America's "Gold Door" of Liberty Slams Shut

Impact

Aged, yet timeless, she stands tall with her right arm raised to the sky. Her left arm clutches the Declaration of Independence. She screams with silent lips, “Give me your tired, your poor, your huddled masses yearning to breathe free. The wretched refuse of your teeming shore. Send these, the homeless, tempest-tost to me, I lift my lamp beside the gold door!”

She is the Statue of Liberty; she is freedom; she is the United States of America.

Well, at least she was when first unveiled on American shores in 1886. Today, with multiple states implementing their own anti-illegal immigration laws, that “gold door” to the U.S. is rapidly closing. The constitutionality of these laws, which require businesses to confirm the legal status of employees, was just approved by the U.S. Supreme Court; this could potentially encourage employee discrimination.

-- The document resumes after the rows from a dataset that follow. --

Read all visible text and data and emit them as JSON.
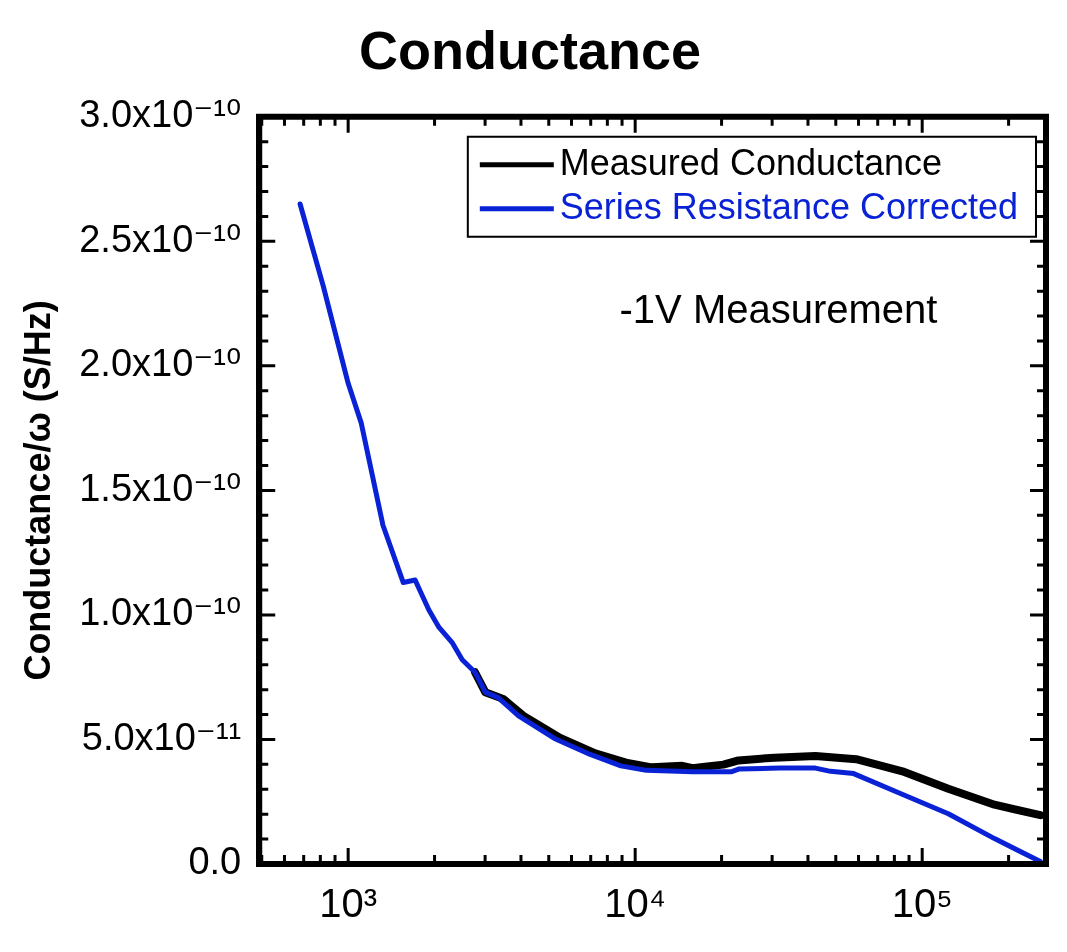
{
  "chart_data": {
    "type": "line",
    "title": "Conductance",
    "ylabel": "Conductance/ω (S/Hz)",
    "log": "x",
    "legend": "top right",
    "line_style": "solid",
    "annotations": [
      "-1V Measurement"
    ],
    "xlim": [
      490,
      270000
    ],
    "xticks": [
      {
        "value": 1000,
        "label": "10³"
      },
      {
        "value": 10000,
        "label": "10⁴"
      },
      {
        "value": 100000,
        "label": "10⁵"
      }
    ],
    "ylim": [
      0,
      3e-10
    ],
    "yticks": [
      {
        "value": 0,
        "label": "0.0"
      },
      {
        "value": 5e-11,
        "label": "5.0x10⁻¹¹"
      },
      {
        "value": 1e-10,
        "label": "1.0x10⁻¹⁰"
      },
      {
        "value": 1.5e-10,
        "label": "1.5x10⁻¹⁰"
      },
      {
        "value": 2e-10,
        "label": "2.0x10⁻¹⁰"
      },
      {
        "value": 2.5e-10,
        "label": "2.5x10⁻¹⁰"
      },
      {
        "value": 3e-10,
        "label": "3.0x10⁻¹⁰"
      }
    ],
    "series": [
      {
        "name": "Measured Conductance",
        "color": "#000000",
        "x": [
          2766,
          3004,
          3467,
          4083,
          5457,
          7261,
          9290,
          11410,
          14590,
          15840,
          20280,
          22920,
          30550,
          42440,
          58880,
          85310,
          123300,
          178600,
          258000
        ],
        "values": [
          7.7e-11,
          6.9e-11,
          6.63e-11,
          5.95e-11,
          5.07e-11,
          4.44e-11,
          4.07e-11,
          3.88e-11,
          3.94e-11,
          3.85e-11,
          3.99e-11,
          4.16e-11,
          4.27e-11,
          4.34e-11,
          4.21e-11,
          3.72e-11,
          3.02e-11,
          2.38e-11,
          1.96e-11
        ]
      },
      {
        "name": "Series Resistance Corrected",
        "color": "#0a22d6",
        "x": [
          680,
          819,
          1000,
          1111,
          1322,
          1556,
          1711,
          1911,
          2073,
          2300,
          2497,
          2766,
          3004,
          3329,
          3924,
          5233,
          6971,
          8913,
          10940,
          15840,
          21580,
          22920,
          31840,
          42440,
          47960,
          57700,
          83550,
          123300,
          178600,
          258000
        ],
        "values": [
          2.65e-10,
          2.32e-10,
          1.93e-10,
          1.77e-10,
          1.36e-10,
          1.13e-10,
          1.14e-10,
          1.02e-10,
          9.5e-11,
          8.9e-11,
          8.2e-11,
          7.7e-11,
          6.9e-11,
          6.68e-11,
          5.95e-11,
          5.04e-11,
          4.4e-11,
          3.94e-11,
          3.76e-11,
          3.7e-11,
          3.7e-11,
          3.81e-11,
          3.85e-11,
          3.85e-11,
          3.72e-11,
          3.63e-11,
          2.84e-11,
          2.02e-11,
          1.02e-11,
          1e-12
        ]
      }
    ]
  }
}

In a 5-3 ruling, the Court upheld an Arizona law that fines businesses that repeatedly hire illegal aliens as workers. The law requires state businesses to use the federal E-Verify system to check every employee’s immigration status.

The ruling also allows other states to take a stance with immigration, and implement similar laws. But these laws charge businesses that hire illegal workers, and even give the state power to shut down the businesses for repeat offenses. The ruling creates the possibility of discrimination in employee hiring.

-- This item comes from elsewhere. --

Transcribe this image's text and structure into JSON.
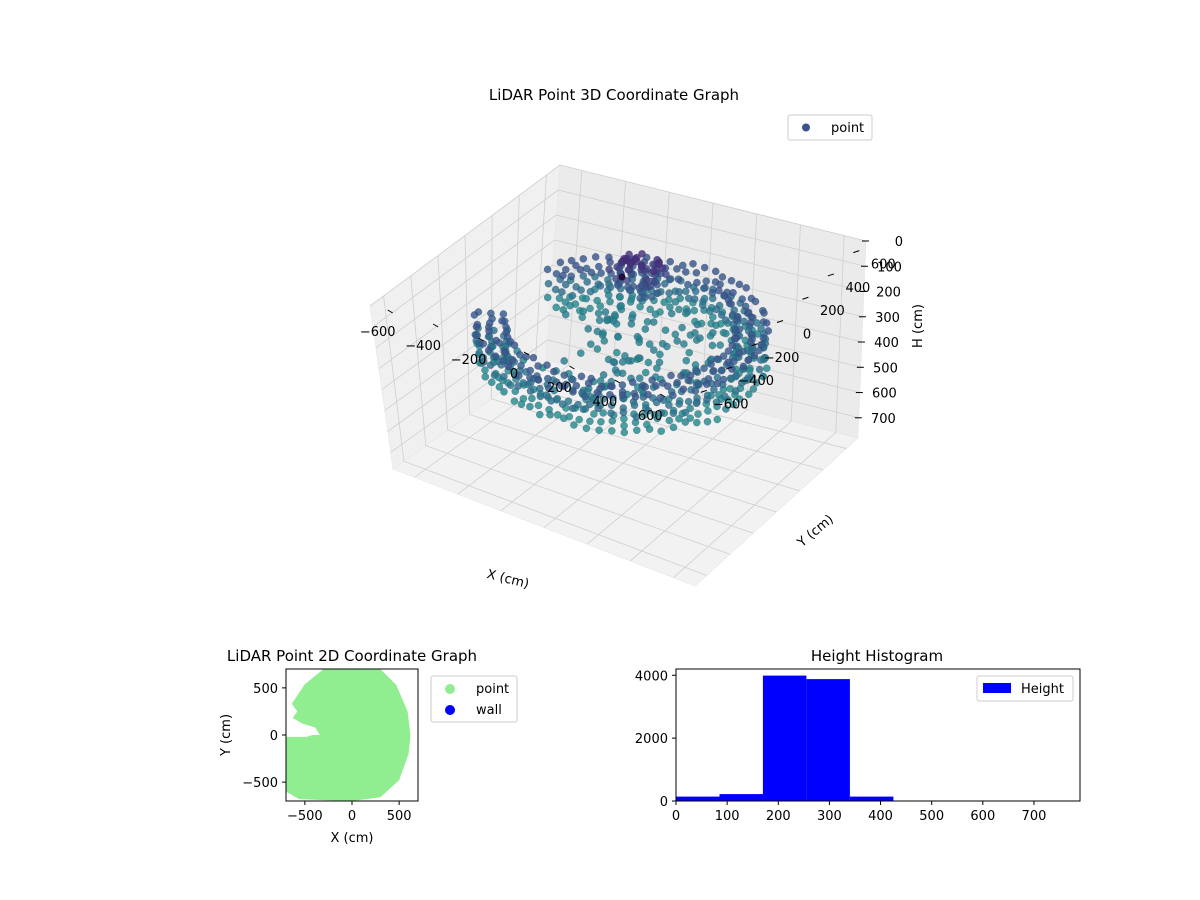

Employers, who do not want to deal with the E-Verify system and chance getting fined, may choose to simply stop interviewing people with foreign or Hispanic sounding names. This is especially probable in states with high illegal immigration. While this law seems like a victory because it cuts down illegal immigrants' job opportunities, it poses a significant problem for some Americans and legal immigrants who could be judged solely on name.

The immigration battle should not be fought within the businesses that employ illegal aliens; it should be fought on the border with stricter controls. Arizona’s immigration laws will not stop illegal immigrants from flooding the job markets. If anything, these illegal immigrants will become scavenger workers and will only stay at jobs for shorter time periods to avoid authorities. Or, instead of moving in to Arizona, illegal workers could shift their prospects to neighboring states such as New Mexico and Nevada.

Perhaps that is what the lawmakers and citizens of Arizona want: Simply shift the problem from their backyard to their neighbor’s. Either way, the message is clear.

Most Americans no longer live by the creed of “give me your tired, your poor, your huddled masses.” Mass immigration is shifting the views of most Americans, and the “gold door” of liberty, the American border, is slamming shut.